En réaction à ce rapport, Philippe Couillard, qui ces jours-ci se fait poète en espérant peut-être paraître plus humain, a tenu des propos surréalistes. Selon lui, le «discours sur les personnes vulnérables» ne serait «que du vent», il ne voudrait «rien dire pour la population».
On a envie de répliquer que c’est plutôt l’idée que Philippe Couillard se fait du mot «population» qui semble dénuée de sens. Mais plus sérieusement, pour ceux et celles qui se trouvent au bas de l’échelle sociale, dont la voix se fait à peine entendre, les conséquences de l’étrange jeu de mystification que joue le premier ministre sont catastrophiques.
Bien sûr, il est facile d’affirmer n’importe quoi au sujet des préoccupations des gens vulnérables lorsque ceux-ci sont silencieux, pratiquement invisibles, et relégués pour l’essentiel en marge de la vie démocratique. Mais de façon plus générale, il est inquiétant de voir un gouvernement s’employer avec acharnement à nier l’existence de tout lien entre ses politiques et la vie des citoyen-ne-s.
L’austérité n’a eu aucune conséquence, répète-t-on. À la longue, l’exercice démocratique finit par ressembler à une mauvaise farce. Après tout, s’il n’y a aucun rapport entre les politiques économiques que l’on applique et les conditions de vie des gens – qui d’ailleurs se détériorent sans cesse – pourquoi prendre la peine de solliciter leur avis? C’est une exagération, certes, mais lorsqu’on voit toutes les études, les statistiques et les rapports faisant état des conséquences de l’austérité être balayés du revers par les libéraux, on se demande si les préoccupations des citoyen-ne-s les intéressent vraiment…

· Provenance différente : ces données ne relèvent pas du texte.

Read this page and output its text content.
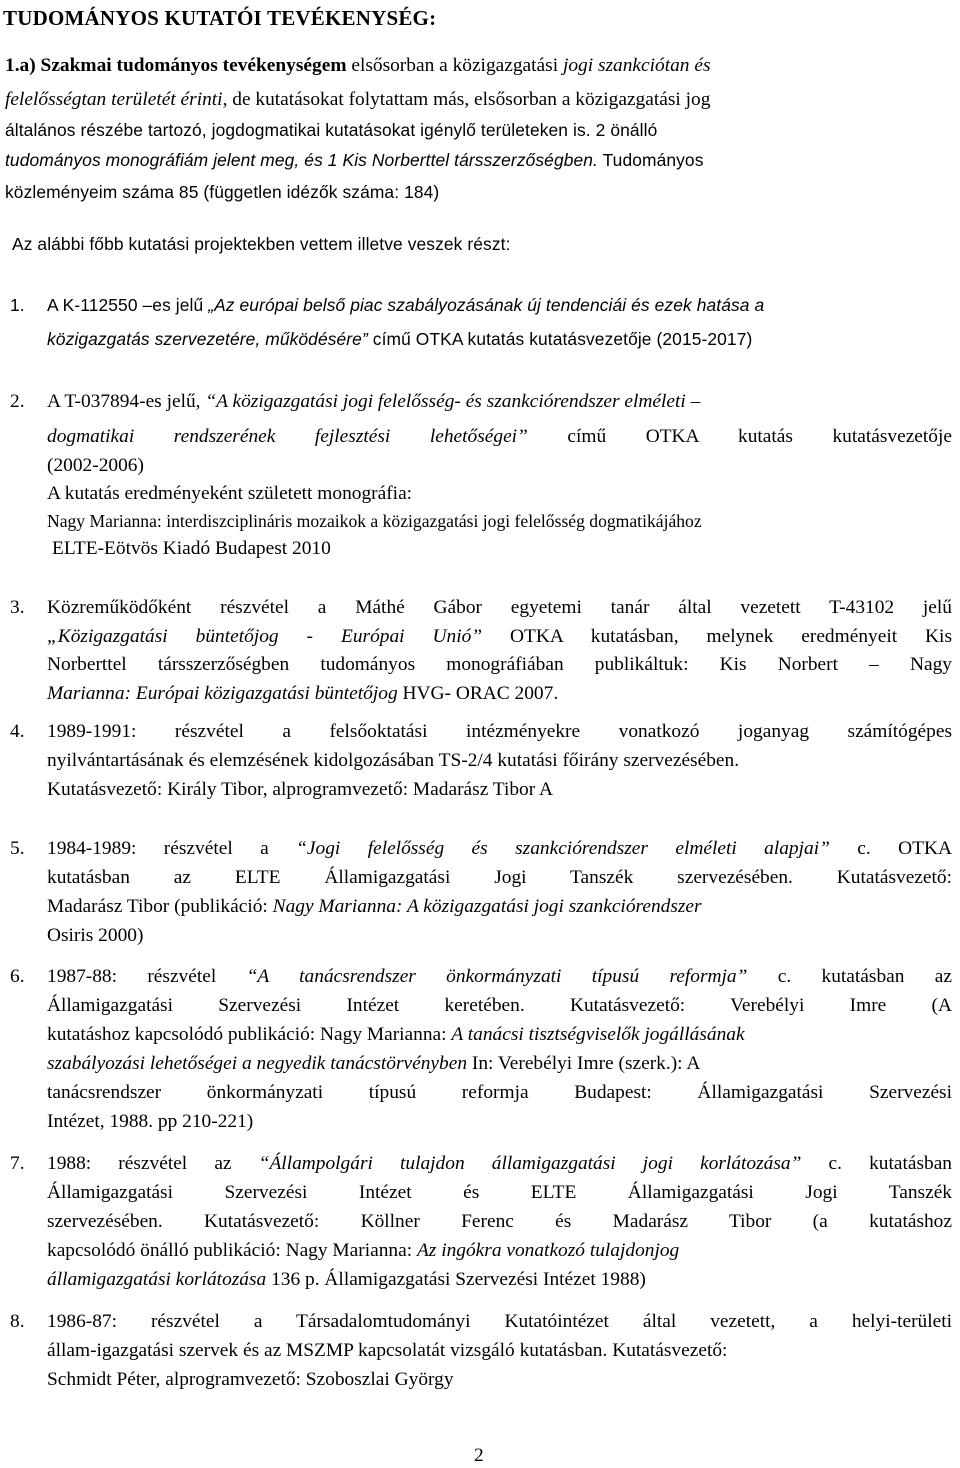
TUDOMÁNYOS KUTATÓI TEVÉKENYSÉG:
1.a) Szakmai tudományos tevékenységem elsősorban a közigazgatási jogi szankciótan és
felelősségtan területét érinti, de kutatásokat folytattam más, elsősorban a közigazgatási jog
általános részébe tartozó, jogdogmatikai kutatásokat igénylő területeken is. 2 önálló
tudományos monográfiám jelent meg, és 1 Kis Norberttel társszerzőségben. Tudományos
közleményeim száma 85 (független idézők száma: 184)
Az alábbi főbb kutatási projektekben vettem illetve veszek részt:
1. A K-112550 –es jelű „Az európai belső piac szabályozásának új tendenciái és ezek hatása a
közigazgatás szervezetére, működésére” című OTKA kutatás kutatásvezetője (2015-2017)
2. A T-037894-es jelű, “A közigazgatási jogi felelősség- és szankciórendszer elméleti –
dogmatikai rendszerének fejlesztési lehetőségei” című OTKA kutatás kutatásvezetője
(2002-2006)
A kutatás eredményeként született monográfia:
Nagy Marianna: interdiszciplináris mozaikok a közigazgatási jogi felelősség dogmatikájához
ELTE-Eötvös Kiadó Budapest 2010
3. Közreműködőként részvétel a Máthé Gábor egyetemi tanár által vezetett T-43102 jelű
„Közigazgatási büntetőjog - Európai Unió” OTKA kutatásban, melynek eredményeit Kis
Norberttel társszerzőségben tudományos monográfiában publikáltuk: Kis Norbert – Nagy
Marianna: Európai közigazgatási büntetőjog HVG- ORAC 2007.
4. 1989-1991: részvétel a felsőoktatási intézményekre vonatkozó joganyag számítógépes
nyilvántartásának és elemzésének kidolgozásában TS-2/4 kutatási főirány szervezésében.
Kutatásvezető: Király Tibor, alprogramvezető: Madarász Tibor A
5. 1984-1989: részvétel a “Jogi felelősség és szankciórendszer elméleti alapjai” c. OTKA
kutatásban az ELTE Államigazgatási Jogi Tanszék szervezésében. Kutatásvezető:
Madarász Tibor (publikáció: Nagy Marianna: A közigazgatási jogi szankciórendszer
Osiris 2000)
6. 1987-88: részvétel “A tanácsrendszer önkormányzati típusú reformja” c. kutatásban az
Államigazgatási Szervezési Intézet keretében. Kutatásvezető: Verebélyi Imre (A
kutatáshoz kapcsolódó publikáció: Nagy Marianna: A tanácsi tisztségviselők jogállásának
szabályozási lehetőségei a negyedik tanácstörvényben In: Verebélyi Imre (szerk.): A
tanácsrendszer önkormányzati típusú reformja Budapest: Államigazgatási Szervezési
Intézet, 1988. pp 210-221)
7. 1988: részvétel az “Állampolgári tulajdon államigazgatási jogi korlátozása” c. kutatásban
Államigazgatási Szervezési Intézet és ELTE Államigazgatási Jogi Tanszék
szervezésében. Kutatásvezető: Köllner Ferenc és Madarász Tibor (a kutatáshoz
kapcsolódó önálló publikáció: Nagy Marianna: Az ingókra vonatkozó tulajdonjog
államigazgatási korlátozása 136 p. Államigazgatási Szervezési Intézet 1988)
8. 1986-87: részvétel a Társadalomtudományi Kutatóintézet által vezetett, a helyi-területi
állam-igazgatási szervek és az MSZMP kapcsolatát vizsgáló kutatásban. Kutatásvezető:
Schmidt Péter, alprogramvezető: Szoboszlai György
2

Évidemment, plus l’on se trouve du côté dominant de l’espace social, plus il est facile de s’abstraire du lien qui existe entre la vie et la politique. Or, pour les plus vulnérables de la société, ce lien est si étroit que les variations des politiques publiques dictent littéralement le rythme de la vie. Philippe Couillard nous dit que ce raisonnement n’a aucun sens. Pourtant, les effets de l’austérité sont souvent si concrets qu’il n’est pas nécessaire de leur chercher un sens : il s’impose. C’est la maladie qui dégénère parce qu’on n’a pas eu un rendez-vous médical à temps. C’est le chèque d’aide sociale devenu si maigre qu’il faut choisir entre la facture d’électricité et l’épicerie. Pour beaucoup de gens, les effets de la politique ébranlent ce qui est essentiel. Ils se rattachent à la survie.
Le gouvernement s’évertue à répéter qu’il se soucie des personnes vulnérables. Or si l’on regarde les actions qu’il pose, on doit conclure que ce souci ne dépasse pas la charité et la bienveillance condescendante. Comme s’il suffisait au fond d’être «gentil» avec les pauvres pour faire la preuve que l’on gouverne de manière juste et équitable. Mais ce dont les Québécois-e-s ont besoin, surtout les plus vulnérables, c’est surtout que ceux et celles qui nous dirigent soient imputables des décisions qui rendent la vie intenable. Ils doivent cesser de prétendre qu’il n’existe rien de concret, rien de réel, au-delà de l’horizon de la dette publique que l’on agite sans cesse comme un épouvantail.